You are viewing a plain text version of this content. The canonical link for it is here.
Posted to solr-user@lucene.apache.org by Stanislaw Osinski <st...@osinski.name> on 2011/05/16 18:38:42 UTC

Re: assit with the Clustering component in Solr/Lucene

>
> Both of the clustering algorithms that ship with Solr (Lingo and STC) are
>> designed to allow one document to appear in more than one cluster, which
>> actually does make sense in many scenarios. There's no easy way to force
>> them to produce hard clusterings because this would require a complete
>> change in the way the algorithms work. If you need each document to belong
>> to exactly one cluster, you'd have to post-process the clusters to remove
>> the redundant document assignments.
>>
>
> On the second thought, I have a simple implementation of k-means clustering
> that could do hard clustering for you. It's not available yet, it will most
> probably be part of the next major release of Carrot2 (the package that does
> the clustering). Please watch this issue
> http://issues.carrot2.org/browse/CARROT-791 to get updates on this.
>

Just to let you know: Carrot2 3.5.0 has landed in Solr trunk and branch_3x,
so you can use the bisecting k-means clustering algorithm
(org.carrot2.clustering.kmeans.BisectingKMeansClusteringAlgorithm) which
will produce non-overlapping clusters for you.
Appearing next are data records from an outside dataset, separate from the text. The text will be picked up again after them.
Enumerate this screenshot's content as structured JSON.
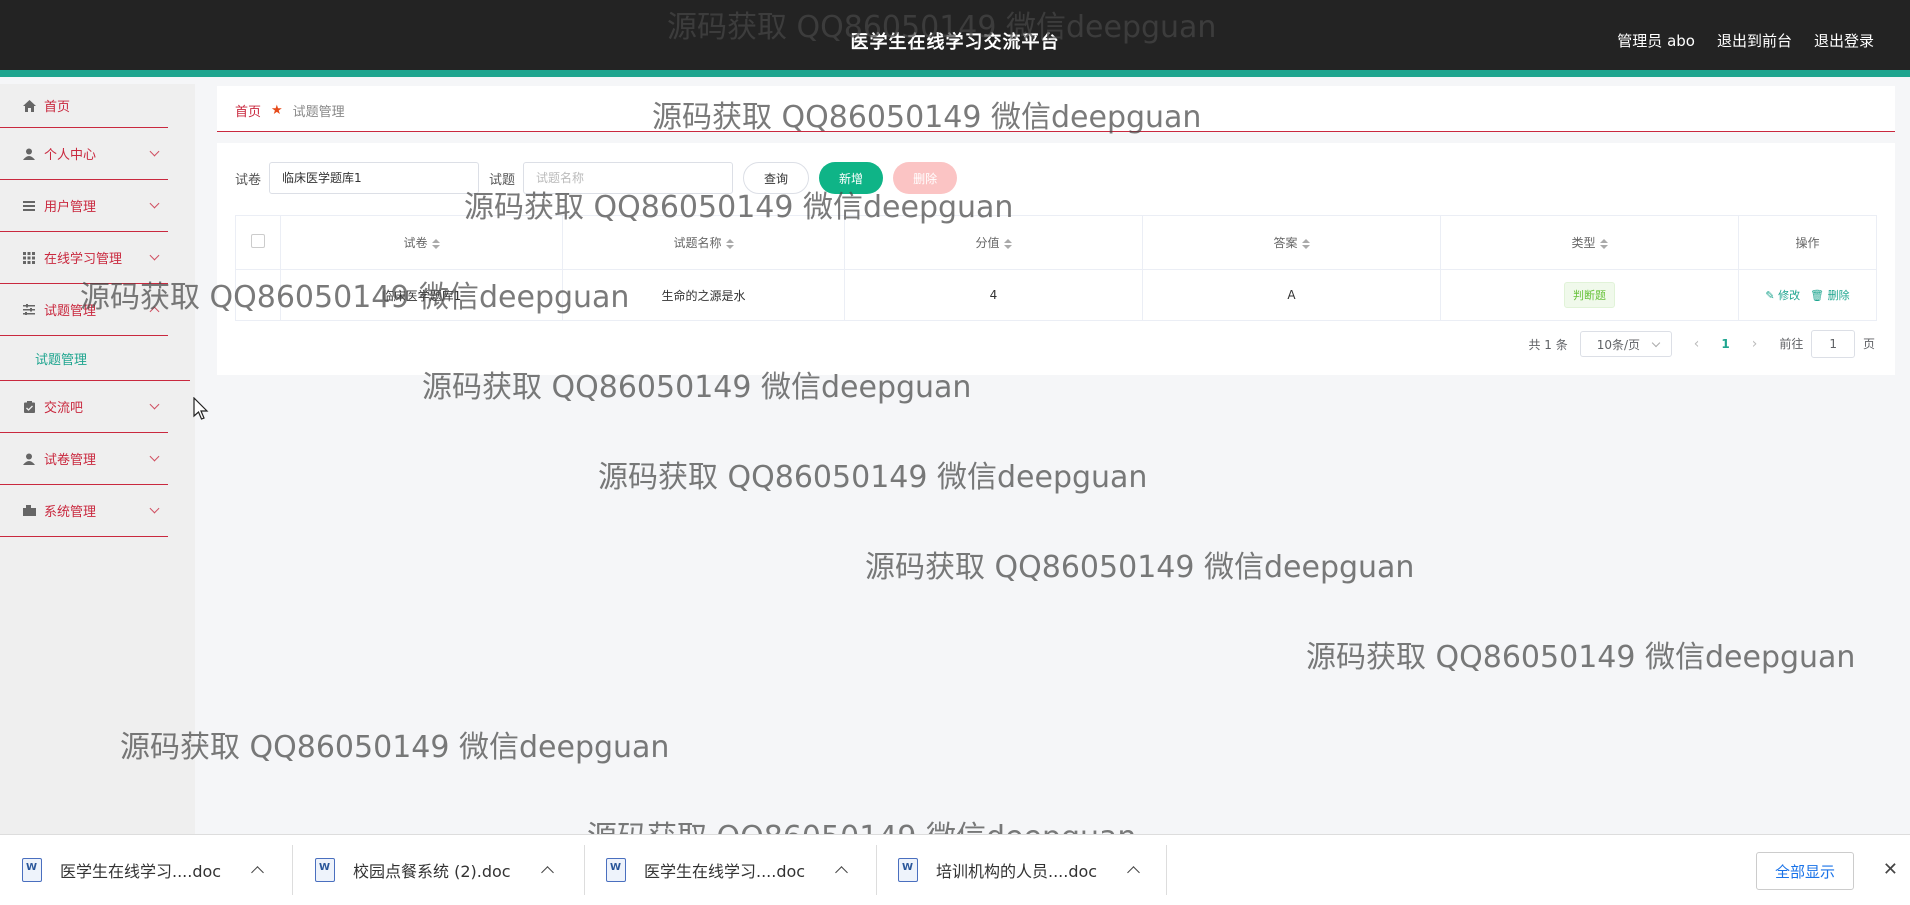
{
  "header": {
    "title": "医学生在线学习交流平台",
    "admin": "管理员 abo",
    "back_front": "退出到前台",
    "logout": "退出登录"
  },
  "sidebar": {
    "items": [
      {
        "label": "首页",
        "icon": "home-icon"
      },
      {
        "label": "个人中心",
        "icon": "user-icon"
      },
      {
        "label": "用户管理",
        "icon": "list-icon"
      },
      {
        "label": "在线学习管理",
        "icon": "grid-icon"
      },
      {
        "label": "试题管理",
        "icon": "sliders-icon"
      },
      {
        "label": "交流吧",
        "icon": "clipboard-icon"
      },
      {
        "label": "试卷管理",
        "icon": "user-icon"
      },
      {
        "label": "系统管理",
        "icon": "system-icon"
      }
    ],
    "submenu": {
      "label": "试题管理"
    }
  },
  "breadcrumb": {
    "home": "首页",
    "current": "试题管理"
  },
  "search": {
    "paper_label": "试卷",
    "paper_value": "临床医学题库1",
    "question_label": "试题",
    "question_placeholder": "试题名称",
    "query_btn": "查询",
    "add_btn": "新增",
    "delete_btn": "删除"
  },
  "table": {
    "headers": [
      "试卷",
      "试题名称",
      "分值",
      "答案",
      "类型",
      "操作"
    ],
    "rows": [
      {
        "paper": "临床医学题库1",
        "name": "生命的之源是水",
        "score": "4",
        "answer": "A",
        "type": "判断题",
        "edit": "修改",
        "delete": "删除"
      }
    ]
  },
  "pagination": {
    "total": "共 1 条",
    "page_size": "10条/页",
    "current": "1",
    "goto_prefix": "前往",
    "goto_value": "1",
    "goto_suffix": "页"
  },
  "watermark": "源码获取 QQ86050149 微信deepguan",
  "downloads": {
    "items": [
      "医学生在线学习....doc",
      "校园点餐系统 (2).doc",
      "医学生在线学习....doc",
      "培训机构的人员....doc"
    ],
    "show_all": "全部显示"
  },
  "colors": {
    "accent": "#1fa58f",
    "menu_red": "#c9283e",
    "header_bg": "#232323",
    "add_green": "#0fb487"
  }
}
The downside of this simple
implementation of k-means is that, for the time being, it produces one-word
cluster labels rather than phrases as Lingo and STC.

Cheers,

S.

Re: assit with the Clustering component in Solr/Lucene

Posted by ra...@thomsonreuters.com.
Thanks much Stan,


Ramdev

On May 16, 2011, at 11:38 AM, Stanislaw Osinski wrote:


			Both of the clustering algorithms that ship with Solr (Lingo and STC) are designed to allow one document to appear in more than one cluster, which actually does make sense in many scenarios. There's no easy way to force them to produce hard clusterings because this would require a complete change in the way the algorithms work. If you need each document to belong to exactly one cluster, you'd have to post-process the clusters to remove the redundant document assignments.
			


		On the second thought, I have a simple implementation of k-means clustering that could do hard clustering for you. It's not available yet, it will most probably be part of the next major release of Carrot2 (the package that does the clustering). Please watch this issue http://issues.carrot2.org/browse/CARROT-791 to get updates on this.
		


	Just to let you know: Carrot2 3.5.0 has landed in Solr trunk and branch_3x, so you can use the bisecting k-means clustering algorithm (org.carrot2.clustering.kmeans.BisectingKMeansClusteringAlgorithm) which will produce non-overlapping clusters for you. The downside of this simple implementation of k-means is that, for the time being, it produces one-word cluster labels rather than phrases as Lingo and STC.

	Cheers,

	S.